Ayant longuement laissé planer le doute sur l'identité de leur auteur, les textes de «
Psychologie » semblent avoir fait la preuve de leur paternité.
René Guénon, qui a donné des cours de philosophie entre 1917 et 1918, n'aimant pas improviser face à ses élèves, rédigeait le texte de son cours avant de se présenter aux fauves. Dans la préface de ce texte, Alessandro Grossato avance d'autres arguments en faveur de cette hypothèse.
Pourtant, les trois premiers quarts du livre se montrent déstabilisants pour un lecteur qui, s'il était déjà habitué à la prose de Guénon, n'en reconnaîtra ici ni la concision déterminée, ni l'intellectualité passionnée. le contexte universitaire qui a nécessité la rédaction de ces supports de cours explique en partie le ton, quoiqu'à partir du chapitre XXIII sur la raison et l'intellect, thèmes chers à Guénon, nous reconnaissions des idées déjà évoquées dans d'autres ouvrages sur la distinction entre les différentes formes de l'intelligence et la définition de l'intuition intellectuelle, tandis que le chapitre XXIX sur la liberté évoque quant à lui vivement son ouvrage sur les états multiples de l'Être.
L'éloignement de Guénon vis-à-vis de l'objet de son discours, la
psychologie, ne tient pas uniquement au contexte universitaire au sein duquel il expose ses leçons mais également à sa volonté de ramener la
psychologie à la simple dimension d'une discipline du matérialisme. Il en précisera les termes par les dénominations employées :
psychologie positive,
psychologie expérimentale, étude des faits mentaux – prenant ainsi clairement ses distances avec une
psychologie métaphysique dont les intentions seraient d'étudier l'âme envisagée dans sa véritable nature. Or, la méthode scientifique doit accepter de limiter son champ de recherche au matériel, et ne peut prétendre au vrai dans les domaines qui l'excèdent, ne serait-ce que, par exemple, le psychique, qui concerne déjà une dimension subtile de l'homme.

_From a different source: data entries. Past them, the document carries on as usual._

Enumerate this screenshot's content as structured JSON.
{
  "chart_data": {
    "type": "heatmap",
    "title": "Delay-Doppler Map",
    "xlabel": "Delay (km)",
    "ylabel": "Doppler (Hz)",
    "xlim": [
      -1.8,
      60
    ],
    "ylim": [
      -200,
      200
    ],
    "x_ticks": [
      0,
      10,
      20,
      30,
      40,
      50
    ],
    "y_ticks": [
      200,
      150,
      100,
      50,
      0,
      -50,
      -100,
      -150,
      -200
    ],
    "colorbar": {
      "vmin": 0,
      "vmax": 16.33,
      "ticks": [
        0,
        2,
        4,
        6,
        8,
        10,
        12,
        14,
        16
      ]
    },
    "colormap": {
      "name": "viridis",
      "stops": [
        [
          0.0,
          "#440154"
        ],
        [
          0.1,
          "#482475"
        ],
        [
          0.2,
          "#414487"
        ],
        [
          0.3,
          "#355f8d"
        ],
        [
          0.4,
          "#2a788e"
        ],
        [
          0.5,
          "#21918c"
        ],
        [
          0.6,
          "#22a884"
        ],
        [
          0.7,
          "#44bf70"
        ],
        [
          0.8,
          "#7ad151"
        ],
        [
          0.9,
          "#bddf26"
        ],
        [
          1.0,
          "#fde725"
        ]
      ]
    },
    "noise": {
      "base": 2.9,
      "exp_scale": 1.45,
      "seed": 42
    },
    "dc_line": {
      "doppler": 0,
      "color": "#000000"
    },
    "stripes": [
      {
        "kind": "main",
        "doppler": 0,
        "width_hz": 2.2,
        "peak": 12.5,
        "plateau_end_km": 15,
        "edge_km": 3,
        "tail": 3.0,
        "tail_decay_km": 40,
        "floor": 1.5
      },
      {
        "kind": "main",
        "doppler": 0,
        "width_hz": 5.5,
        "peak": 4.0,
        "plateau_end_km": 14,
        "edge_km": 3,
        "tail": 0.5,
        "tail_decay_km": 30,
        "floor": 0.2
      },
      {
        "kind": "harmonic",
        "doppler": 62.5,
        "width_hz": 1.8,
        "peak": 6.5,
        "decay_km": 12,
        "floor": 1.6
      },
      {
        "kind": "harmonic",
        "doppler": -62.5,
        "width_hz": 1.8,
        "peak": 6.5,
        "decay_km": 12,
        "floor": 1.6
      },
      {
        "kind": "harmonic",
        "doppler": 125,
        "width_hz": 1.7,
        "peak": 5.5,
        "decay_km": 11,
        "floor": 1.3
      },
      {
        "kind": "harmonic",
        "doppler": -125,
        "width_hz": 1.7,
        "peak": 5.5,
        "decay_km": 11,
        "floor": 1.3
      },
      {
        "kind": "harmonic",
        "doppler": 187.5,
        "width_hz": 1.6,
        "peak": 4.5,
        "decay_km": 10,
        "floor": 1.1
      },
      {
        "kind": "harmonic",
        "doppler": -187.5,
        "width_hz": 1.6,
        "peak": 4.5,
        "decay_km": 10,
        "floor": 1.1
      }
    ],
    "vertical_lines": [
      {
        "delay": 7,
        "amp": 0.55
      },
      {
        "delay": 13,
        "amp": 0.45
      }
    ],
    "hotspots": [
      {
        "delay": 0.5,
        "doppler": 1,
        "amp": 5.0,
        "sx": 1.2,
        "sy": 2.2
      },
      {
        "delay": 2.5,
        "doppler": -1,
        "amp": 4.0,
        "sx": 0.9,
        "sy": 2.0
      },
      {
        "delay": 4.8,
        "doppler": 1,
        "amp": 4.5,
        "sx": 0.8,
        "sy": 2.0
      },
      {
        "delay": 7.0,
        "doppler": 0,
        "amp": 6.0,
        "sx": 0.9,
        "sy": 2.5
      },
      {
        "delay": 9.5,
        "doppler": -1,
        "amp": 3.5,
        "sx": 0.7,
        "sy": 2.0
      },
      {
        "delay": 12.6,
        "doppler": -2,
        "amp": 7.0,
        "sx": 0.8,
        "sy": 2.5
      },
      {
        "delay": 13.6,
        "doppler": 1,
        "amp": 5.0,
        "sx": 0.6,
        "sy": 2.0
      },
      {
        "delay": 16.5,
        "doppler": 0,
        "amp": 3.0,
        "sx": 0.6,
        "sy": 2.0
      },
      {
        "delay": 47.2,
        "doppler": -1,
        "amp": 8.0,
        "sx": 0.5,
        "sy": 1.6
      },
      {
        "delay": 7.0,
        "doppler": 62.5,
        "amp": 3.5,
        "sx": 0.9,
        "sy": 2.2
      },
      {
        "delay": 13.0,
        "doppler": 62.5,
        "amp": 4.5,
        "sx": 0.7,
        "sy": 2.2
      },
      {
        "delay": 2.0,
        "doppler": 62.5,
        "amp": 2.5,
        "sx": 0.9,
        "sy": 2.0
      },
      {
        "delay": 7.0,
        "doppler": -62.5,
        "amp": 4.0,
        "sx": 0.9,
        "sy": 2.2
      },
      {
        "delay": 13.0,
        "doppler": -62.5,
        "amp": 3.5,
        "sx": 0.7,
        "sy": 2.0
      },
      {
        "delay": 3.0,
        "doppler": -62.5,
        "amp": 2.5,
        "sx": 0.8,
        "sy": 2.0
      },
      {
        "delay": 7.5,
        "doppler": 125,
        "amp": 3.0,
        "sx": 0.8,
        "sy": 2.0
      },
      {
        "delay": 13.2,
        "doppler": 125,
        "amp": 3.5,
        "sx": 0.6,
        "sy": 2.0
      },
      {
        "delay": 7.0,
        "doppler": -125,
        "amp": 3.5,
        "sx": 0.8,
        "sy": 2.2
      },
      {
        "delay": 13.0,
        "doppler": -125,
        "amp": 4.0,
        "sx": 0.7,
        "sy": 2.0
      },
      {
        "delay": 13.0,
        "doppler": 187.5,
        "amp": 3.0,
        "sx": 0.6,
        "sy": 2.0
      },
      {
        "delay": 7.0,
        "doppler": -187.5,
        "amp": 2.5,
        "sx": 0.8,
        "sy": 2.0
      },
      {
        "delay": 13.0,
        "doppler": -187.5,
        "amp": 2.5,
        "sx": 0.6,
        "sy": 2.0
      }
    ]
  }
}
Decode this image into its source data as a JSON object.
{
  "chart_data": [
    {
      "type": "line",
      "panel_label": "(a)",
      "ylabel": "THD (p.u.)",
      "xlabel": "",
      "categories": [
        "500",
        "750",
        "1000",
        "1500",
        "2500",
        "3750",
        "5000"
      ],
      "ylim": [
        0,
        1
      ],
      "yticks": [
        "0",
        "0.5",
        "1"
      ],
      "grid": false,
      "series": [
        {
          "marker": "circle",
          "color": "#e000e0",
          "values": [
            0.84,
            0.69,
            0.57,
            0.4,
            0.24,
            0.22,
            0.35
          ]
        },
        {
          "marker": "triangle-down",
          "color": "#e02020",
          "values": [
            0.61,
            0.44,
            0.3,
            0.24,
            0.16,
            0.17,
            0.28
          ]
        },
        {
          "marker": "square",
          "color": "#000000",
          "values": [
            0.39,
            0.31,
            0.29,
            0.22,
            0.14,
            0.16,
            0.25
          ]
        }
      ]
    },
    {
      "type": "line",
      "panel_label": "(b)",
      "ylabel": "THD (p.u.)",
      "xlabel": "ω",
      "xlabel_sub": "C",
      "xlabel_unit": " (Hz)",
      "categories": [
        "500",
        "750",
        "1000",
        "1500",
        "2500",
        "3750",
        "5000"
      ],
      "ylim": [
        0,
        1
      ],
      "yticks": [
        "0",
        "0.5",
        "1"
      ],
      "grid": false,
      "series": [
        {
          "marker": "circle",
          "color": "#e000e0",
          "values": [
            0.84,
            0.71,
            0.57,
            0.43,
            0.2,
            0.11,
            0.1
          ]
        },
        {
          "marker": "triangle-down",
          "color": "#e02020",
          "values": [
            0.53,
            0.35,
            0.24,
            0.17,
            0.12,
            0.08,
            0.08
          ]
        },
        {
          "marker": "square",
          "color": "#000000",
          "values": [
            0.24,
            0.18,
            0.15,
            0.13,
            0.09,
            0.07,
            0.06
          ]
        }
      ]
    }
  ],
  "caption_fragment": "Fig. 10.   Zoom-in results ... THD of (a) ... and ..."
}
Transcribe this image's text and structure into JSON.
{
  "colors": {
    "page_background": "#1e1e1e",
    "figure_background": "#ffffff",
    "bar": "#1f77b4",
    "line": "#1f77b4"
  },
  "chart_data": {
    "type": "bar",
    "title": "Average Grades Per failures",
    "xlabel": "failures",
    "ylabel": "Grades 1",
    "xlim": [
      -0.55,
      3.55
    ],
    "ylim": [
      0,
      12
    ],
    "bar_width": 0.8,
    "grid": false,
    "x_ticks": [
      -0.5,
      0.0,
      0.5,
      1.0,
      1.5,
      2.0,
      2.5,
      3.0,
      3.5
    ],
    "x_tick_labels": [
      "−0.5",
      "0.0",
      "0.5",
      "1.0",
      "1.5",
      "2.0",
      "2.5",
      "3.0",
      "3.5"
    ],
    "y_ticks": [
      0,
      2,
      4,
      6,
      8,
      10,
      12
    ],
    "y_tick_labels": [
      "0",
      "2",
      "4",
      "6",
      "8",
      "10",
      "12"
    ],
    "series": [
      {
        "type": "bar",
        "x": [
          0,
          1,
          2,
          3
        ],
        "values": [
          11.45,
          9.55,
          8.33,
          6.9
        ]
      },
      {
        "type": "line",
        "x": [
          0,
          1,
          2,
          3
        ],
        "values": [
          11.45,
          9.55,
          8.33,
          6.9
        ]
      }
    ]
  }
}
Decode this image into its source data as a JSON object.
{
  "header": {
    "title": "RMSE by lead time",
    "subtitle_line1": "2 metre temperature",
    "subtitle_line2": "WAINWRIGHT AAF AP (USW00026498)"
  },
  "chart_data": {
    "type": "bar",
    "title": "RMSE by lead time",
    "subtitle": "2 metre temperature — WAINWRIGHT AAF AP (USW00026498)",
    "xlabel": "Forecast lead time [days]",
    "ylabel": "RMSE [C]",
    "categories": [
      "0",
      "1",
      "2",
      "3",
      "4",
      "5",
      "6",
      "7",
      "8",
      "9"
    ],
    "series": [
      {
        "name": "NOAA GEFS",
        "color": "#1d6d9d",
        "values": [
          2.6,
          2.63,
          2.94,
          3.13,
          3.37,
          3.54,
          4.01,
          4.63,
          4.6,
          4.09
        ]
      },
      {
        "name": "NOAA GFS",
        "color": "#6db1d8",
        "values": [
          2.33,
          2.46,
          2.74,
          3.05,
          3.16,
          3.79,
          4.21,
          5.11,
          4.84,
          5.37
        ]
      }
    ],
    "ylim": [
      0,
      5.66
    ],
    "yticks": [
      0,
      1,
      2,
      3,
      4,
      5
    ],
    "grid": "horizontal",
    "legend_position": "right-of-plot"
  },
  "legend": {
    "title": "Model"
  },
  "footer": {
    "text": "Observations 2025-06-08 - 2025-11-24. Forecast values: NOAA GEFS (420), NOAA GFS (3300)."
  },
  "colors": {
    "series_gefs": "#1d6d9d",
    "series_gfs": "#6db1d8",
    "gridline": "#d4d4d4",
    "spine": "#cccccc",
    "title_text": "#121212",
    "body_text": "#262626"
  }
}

Nous comprenons progressivement que le cours de Guénon est une démonstration par l'absurde de l'inanité d'une science psychologique : ou bien une science véritablement psychologique se résumerait à ne dire que les quelques banalités présentées dans ce texte (ses trois quarts), ou bien elle ne serait plus seulement une science psychologique mais une science psychologisante à tendance métaphysique, et elle mentirait sur sa véritable nature. Guénon nous montre que la
psychologie ne peut rien nous dire que nous ne connaissions déjà des phénomènes mentaux. Ainsi, la véritable
psychologie matérialiste, celle qui ne s'établit pas sur une erreur catégorielle, celle qui ne prétend pas élucider la nature de l'âme ou expliquer le religieux par les tendances de l'homme, n'est qu'une description de phénomènes mentaux que nous autres, débiles moyens, ne connaissons déjà que trop bien à nous en lasser. Et lorsque nous aurions pensé trouver une
psychologie enfin stimulante, restons sur nos gardes : il ne s'agit plus d'une
psychologie, mais alors, déjà, d'un occultisme. Guénon en étudiera les modes d'agir et les conséquences en particulier dans le Règne de la quantité même s'il fera alors l'erreur de confondre psychanalyse et
psychologie analytique. Mais ceci est une autre histoire que je vous raconterai un autre jour puisqu'ici, déjà, je vous vois endormis, et moi de même. Bonne nuit.